In some cases, even those with employer-sponsored plans are paying too much for their coverage. To make matters worse, certain populations (such as those with pre-existing conditions) are often unable to get affordable coverage or may be denied coverage altogether due to their health histories.
Inadequate Coverage

Another ethical issue is the lack of adequate coverage for many individuals and families in the US. This has led to a situation where too many people are either underinsured or uninsured altogether, leaving them vulnerable when it comes to receiving medical care.
The lack of adequate coverage disproportionately affects low-income individuals as well as those with pre-existing conditions who may be denied coverage or forced to pay exorbitant premiums for health insurance. As a matter of fact, nearly 30 million Americans were uninsured as of 2018.
Lack of Transparency
The health insurance industry is often criticized for its lack of transparency when it comes to pricing and coverage details. Many insurers make it difficult or impossible for individuals to understand the terms of their plans, leading to confusion and frustration as well as potential financial risks for consumers.
Furthermore, many companies have been accused of engaging in deceptive marketing practices, such as advertising low premiums for plans with limited coverage.

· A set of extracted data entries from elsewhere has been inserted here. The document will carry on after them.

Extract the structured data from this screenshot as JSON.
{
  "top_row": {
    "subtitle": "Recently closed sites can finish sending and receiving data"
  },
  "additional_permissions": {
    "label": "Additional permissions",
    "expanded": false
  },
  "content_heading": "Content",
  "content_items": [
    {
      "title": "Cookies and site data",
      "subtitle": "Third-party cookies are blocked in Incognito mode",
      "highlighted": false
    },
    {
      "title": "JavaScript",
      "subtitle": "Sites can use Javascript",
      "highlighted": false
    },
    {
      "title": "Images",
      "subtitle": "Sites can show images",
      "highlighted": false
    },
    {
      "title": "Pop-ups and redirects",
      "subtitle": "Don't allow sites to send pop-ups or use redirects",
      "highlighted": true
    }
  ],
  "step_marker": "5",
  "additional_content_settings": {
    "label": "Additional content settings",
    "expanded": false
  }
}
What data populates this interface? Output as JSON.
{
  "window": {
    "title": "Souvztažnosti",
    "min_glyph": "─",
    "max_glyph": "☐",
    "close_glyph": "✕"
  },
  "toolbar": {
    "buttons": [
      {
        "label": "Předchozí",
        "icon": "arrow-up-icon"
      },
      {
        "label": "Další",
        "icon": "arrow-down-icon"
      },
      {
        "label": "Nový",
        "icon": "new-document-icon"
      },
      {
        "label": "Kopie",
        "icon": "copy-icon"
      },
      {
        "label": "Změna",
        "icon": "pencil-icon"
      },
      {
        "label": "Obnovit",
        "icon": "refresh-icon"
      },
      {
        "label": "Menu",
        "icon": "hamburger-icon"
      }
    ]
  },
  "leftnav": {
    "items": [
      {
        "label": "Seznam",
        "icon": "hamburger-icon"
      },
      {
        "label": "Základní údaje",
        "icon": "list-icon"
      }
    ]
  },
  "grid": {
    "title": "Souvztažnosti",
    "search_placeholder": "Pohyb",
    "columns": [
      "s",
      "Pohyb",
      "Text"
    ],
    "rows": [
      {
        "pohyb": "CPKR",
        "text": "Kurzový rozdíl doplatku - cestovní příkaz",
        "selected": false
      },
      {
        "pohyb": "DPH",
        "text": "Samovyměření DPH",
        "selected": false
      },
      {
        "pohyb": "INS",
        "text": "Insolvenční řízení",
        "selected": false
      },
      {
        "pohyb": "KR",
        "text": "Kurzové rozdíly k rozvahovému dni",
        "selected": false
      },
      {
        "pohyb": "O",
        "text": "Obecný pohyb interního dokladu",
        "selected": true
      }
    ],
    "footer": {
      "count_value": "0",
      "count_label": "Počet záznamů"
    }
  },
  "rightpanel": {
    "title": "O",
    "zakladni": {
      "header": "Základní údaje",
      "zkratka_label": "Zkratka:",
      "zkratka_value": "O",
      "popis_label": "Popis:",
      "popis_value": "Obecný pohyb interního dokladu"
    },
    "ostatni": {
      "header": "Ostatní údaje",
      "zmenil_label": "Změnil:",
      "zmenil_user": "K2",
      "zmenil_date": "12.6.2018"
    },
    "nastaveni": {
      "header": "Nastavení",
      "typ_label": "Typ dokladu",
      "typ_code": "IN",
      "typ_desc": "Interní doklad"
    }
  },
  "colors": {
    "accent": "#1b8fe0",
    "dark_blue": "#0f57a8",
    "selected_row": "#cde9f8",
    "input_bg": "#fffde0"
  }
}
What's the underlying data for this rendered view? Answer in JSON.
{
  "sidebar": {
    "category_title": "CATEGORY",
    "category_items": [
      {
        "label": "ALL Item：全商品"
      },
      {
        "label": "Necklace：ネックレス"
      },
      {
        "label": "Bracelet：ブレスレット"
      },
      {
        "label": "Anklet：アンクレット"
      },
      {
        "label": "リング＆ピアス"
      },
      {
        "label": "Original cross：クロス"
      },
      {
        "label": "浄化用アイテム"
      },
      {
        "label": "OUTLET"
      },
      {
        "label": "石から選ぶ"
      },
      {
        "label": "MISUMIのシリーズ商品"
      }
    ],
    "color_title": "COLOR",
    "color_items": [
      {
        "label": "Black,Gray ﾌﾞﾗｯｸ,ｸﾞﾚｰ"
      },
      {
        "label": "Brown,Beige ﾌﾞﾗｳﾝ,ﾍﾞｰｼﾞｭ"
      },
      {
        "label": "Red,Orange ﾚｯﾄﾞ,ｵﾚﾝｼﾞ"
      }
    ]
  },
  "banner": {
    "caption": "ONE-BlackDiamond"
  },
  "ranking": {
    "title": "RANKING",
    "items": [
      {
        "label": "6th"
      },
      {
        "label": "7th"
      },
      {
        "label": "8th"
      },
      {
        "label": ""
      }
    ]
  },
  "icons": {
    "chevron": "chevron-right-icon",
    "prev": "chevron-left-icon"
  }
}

These make it difficult for individuals to make informed decisions about their coverage, leading to further ethical dilemmas.
What the Government Should Do
The government should take a proactive role in addressing ethical issues within health insurance. This can include increasing oversight on insurers to ensure transparency and fair pricing practices, creating regulations that limit premium hikes and protect those with pre-existing conditions, and developing initiatives that help individuals access coverage.
Additionally, the government should also provide incentives for people to purchase health insurance plans and make it easier for those with lower incomes to get coverage. By taking these steps, the government can help reduce some of the ethical dilemmas associated with healthcare in the US.
Ultimately, addressing ethical issues related to health insurance requires a collaborative effort between insurers, individuals, and the government. By taking a proactive role in improving access to quality coverage, all parties can work together to create a system that is both ethical and equitable.